Geomorphology | Glaciology | Geochronology | Palaeoclimatology

My research focuses on the applications of cosmogenic-nuclide surface-exposure dating and ice-flow modelling. Using these techniques, I am able to constrain past changes in the geometry and dynamics of ice sheets. Ultimately, this improves our understanding of ice sheet response to climate, and provides analogues for modern and future ice loss.

Ice sheets can erode bedrock and deposit boulders at their margins. Surface-exposure dating allows me to measure how long ago these bedrock and boulder surfaces were revealed by a thinning and retreating ice sheet. With this information I can establish the vertical and horizontal extent of ice sheets at different times in the past.

These surface-exposure data provide constraints for ice-flow modelling experiments. Both time-dependent steady-state simulations and transient simulations enable me to investigate glacier dynamics under certain environmental conditions, and the response of glaciers to climatic and topography-induced perturbations.


East Antarctic Ice Sheet and sub-Antarctic glacier mass change during the last few millennia
As part of the Securing Antarctica’s Environmental Future (SAEF) program, this project aims to improve our understanding of ice sheet and glacier fluctuations over the last few millennia in East Antarctica and on Heard Island, and to use models to help identify the forcings and controls responsible for these changes. This will allow us to extend the observational record of glacier and ice sheet changes in Antarctica back beyond the historic period, and attribute past and present changes in ice sheets to climate forcing.

Characteristics and controls of ice sheet loss on centennial timescales
The polar ice sheets are getting smaller at an accelerating rate in response to a warming climate, but modern observations are not yet sufficient to determine whether current ice sheet loss marks the start of irreversible retreat. Through a combination of geological approaches and numerical ice-flow modelling, this project expects to generate new knowledge on the rates and magnitudes of ice sheet loss, and the processes that will dictate the amount of ice loss in this century and beyond. A key focus is to better understand what drove and controlled rapid ice loss during The Holocene (see review paper).

iceTEA – Tools for Exposure Ages
Cosmogenic-nuclide surface-exposure data provide important constraints on the thickness, extent and behaviour of ice masses in the geological past. iceTEA is a suite of freely accessible numerical tools that I have produced, which are available as an online interface ( and as MATLAB© code (GitHub).
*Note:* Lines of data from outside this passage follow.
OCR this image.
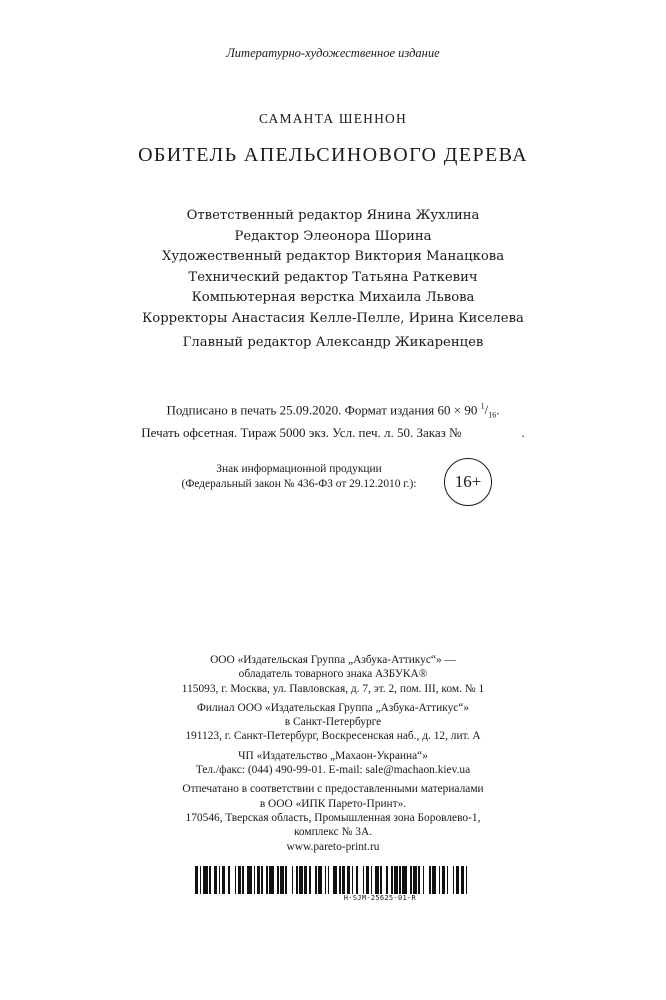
Литературно-художественное издание
САМАНТА ШЕННОН
ОБИТЕЛЬ АПЕЛЬСИНОВОГО ДЕРЕВА
Ответственный редактор Янина Жухлина
Редактор Элеонора Шорина
Художественный редактор Виктория Манацкова
Технический редактор Татьяна Раткевич
Компьютерная верстка Михаила Львова
Корректоры Анастасия Келле-Пелле, Ирина Киселева
Главный редактор Александр Жикаренцев
Подписано в печать 25.09.2020. Формат издания 60 × 90 $^1/_{16}$.
Печать офсетная. Тираж 5000 экз. Усл. печ. л. 50. Заказ №	.
Знак информационной продукции
(Федеральный закон № 436-ФЗ от 29.12.2010 г.):	16+
ООО «Издательская Группа „Азбука-Аттикус“» —
обладатель товарного знака АЗБУКА®
115093, г. Москва, ул. Павловская, д. 7, эт. 2, пом. III, ком. № 1
Филиал ООО «Издательская Группа „Азбука-Аттикус“»
в Санкт-Петербурге
191123, г. Санкт-Петербург, Воскресенская наб., д. 12, лит. А
ЧП «Издательство „Махаон-Украина“»
Тел./факс: (044) 490-99-01. E-mail: sale@machaon.kiev.ua
Отпечатано в соответствии с предоставленными материалами
в ООО «ИПК Парето-Принт».
170546, Тверская область, Промышленная зона Боровлево-1,
комплекс № 3А.
www.pareto-print.ru
H-SJM-25625-01-R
By using the tools it is hoped that users will be able to evaluate complex exposure histories, assess the reliability of exposure ages, explore potential age corrections, and better analyse and understand spatial and temporal patterns within their data. The website also features summaries of published articles that use the tools to reconstruct glacier and ice sheet history (Spotlight Studies).

Past behaviour of Transantarctic Mountain outlet glaciers
Research conducted during my PhD explored the behaviour of Skelton and Mackay Glaciers in the Transantarctic Mountains in the recent geological past. I investigated the long-term fluctuations in glacier geometry and basal conditions over the Late Cenozoic, and the response of these glaciers to climate drivers and topographic controls during deglaciation from the Last Glacial Maximum (~20,000 years ago).